Projects in Development

Heading down East Pine recently to see Theater Schmeater’s production of tempOdyssey, Dan Diemeck’s enjoyably surreal satire on office life, I passed through what I call the Gloom Zone. It’s a stretch of bars and restaurants between Summit and Belmont that are living under a death sentence, their varied nightlife soon to be replaced with yet another yummy ginormous condominium. It’s depressing enough to be losing a half-dozen good bars, but seeing as this fated block is only a short distance away from Schmeater, I’m nervous that the unstoppable Condo Congo will soon bury every smaller theater venue in town. (For the record, the Schmee’s managing director has said that relations with their current landlords are good, and that they have no immediate plans to find a new space.)

But lo and behold, some good news arrived in my inbox just two days later: a copy of “Arts Space Incentives,” a study prepared for Seattle’s Office of Arts and Cultural Affairs by the real estate firm GVA Kidder Mathews. Using the South Lake Union neighborhood as a test case, the report discusses some potential incentives for property owners willing to incorporate art spaces in their development.

The idea has been kicking around for a long time. I first heard about it 10 years ago from Jim Kelly at the King County Arts Commission, who pointed me toward similar successful programs in New York and Chicago. Essentially, a developer takes underutilized space in his building, space with limited commercial appeal, and either donates it to an arts group or offers it for greatly reduced rent. Thus, a windowless storage room becomes a black-box theater, or a small office becomes a gallery, or a parking area becomes a multiuse performance space.

The new study identifies buildings in the South Lake Union area that are likely to be developed in the next 20 years, and notes which ones would be suitable for this kind of use. Then it goes on to suggest some incentives that could be offered to property owners to encourage them to donate the space.

South Lake Union “seemed like a natural place to start,” says Arts and Cultural Affairs executive Michael Killoren. “This gives us a template that we can use in looking at other neighborhoods as well.”

The incentives would allow developers to work around various regulations: Add a theater in your basement, get some additional floors added to the height of your building. It also puts forward the idea of property owners getting credit in a development-rights “bank,” so that space donated in one building could result in an easement for another building owned by the same developer.

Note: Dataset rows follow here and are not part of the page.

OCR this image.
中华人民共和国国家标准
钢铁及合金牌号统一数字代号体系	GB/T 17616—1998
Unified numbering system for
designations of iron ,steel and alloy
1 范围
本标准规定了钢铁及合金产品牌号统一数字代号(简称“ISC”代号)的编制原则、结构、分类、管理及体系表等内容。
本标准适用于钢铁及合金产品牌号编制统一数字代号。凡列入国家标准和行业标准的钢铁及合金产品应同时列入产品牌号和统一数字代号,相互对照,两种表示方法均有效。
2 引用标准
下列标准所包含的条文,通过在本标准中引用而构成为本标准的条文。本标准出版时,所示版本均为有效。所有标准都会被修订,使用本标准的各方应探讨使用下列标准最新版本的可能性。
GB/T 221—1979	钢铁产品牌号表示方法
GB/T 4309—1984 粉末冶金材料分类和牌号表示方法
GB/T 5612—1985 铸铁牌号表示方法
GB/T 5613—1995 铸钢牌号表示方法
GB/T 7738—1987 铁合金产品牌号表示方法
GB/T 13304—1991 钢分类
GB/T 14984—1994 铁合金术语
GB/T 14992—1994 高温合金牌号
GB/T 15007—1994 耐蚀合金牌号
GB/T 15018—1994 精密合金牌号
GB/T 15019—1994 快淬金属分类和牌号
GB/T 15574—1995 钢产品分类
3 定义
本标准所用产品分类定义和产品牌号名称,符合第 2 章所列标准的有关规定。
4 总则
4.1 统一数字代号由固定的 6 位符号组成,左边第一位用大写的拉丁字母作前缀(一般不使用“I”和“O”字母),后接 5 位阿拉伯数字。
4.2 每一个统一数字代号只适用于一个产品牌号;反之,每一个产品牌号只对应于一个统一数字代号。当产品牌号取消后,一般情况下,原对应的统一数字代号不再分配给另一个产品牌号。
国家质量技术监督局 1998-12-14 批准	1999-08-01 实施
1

The incentives are smart and seem workable, based not only on efforts in other cities but on the success of Seattle’s efforts to do the same thing with developers compensating for displaced lower-income housing. But one of the things it doesn’t address is the benefits to a developer that an arts space can bring, and I’m not just talking about the often-reported statistics about how art spaces bring up neighboring property values and bring down crime rates.

As condos shoot up around Seattle like architectural kudzu, one of the problems they face in attracting new tenants is in somehow distinguishing themselves from what every other condo in the city can offer. Seeing as on-site amenities like a gym, meeting rooms, and Wi-Fi are old hat, an on-site theater or arts gallery might be just the thing to set your collection of balconied urban boxes apart from the crowd. You don’t get much more immediate access to the arts than taking an elevator down a couple floors to buy your ticket. What’s more, a theater company in the building might actually accomplish the goal that monthly meetings of the condo association never seem to accomplish: turning a condo into a full-fledged community, with its own identity, cohesiveness, and pride.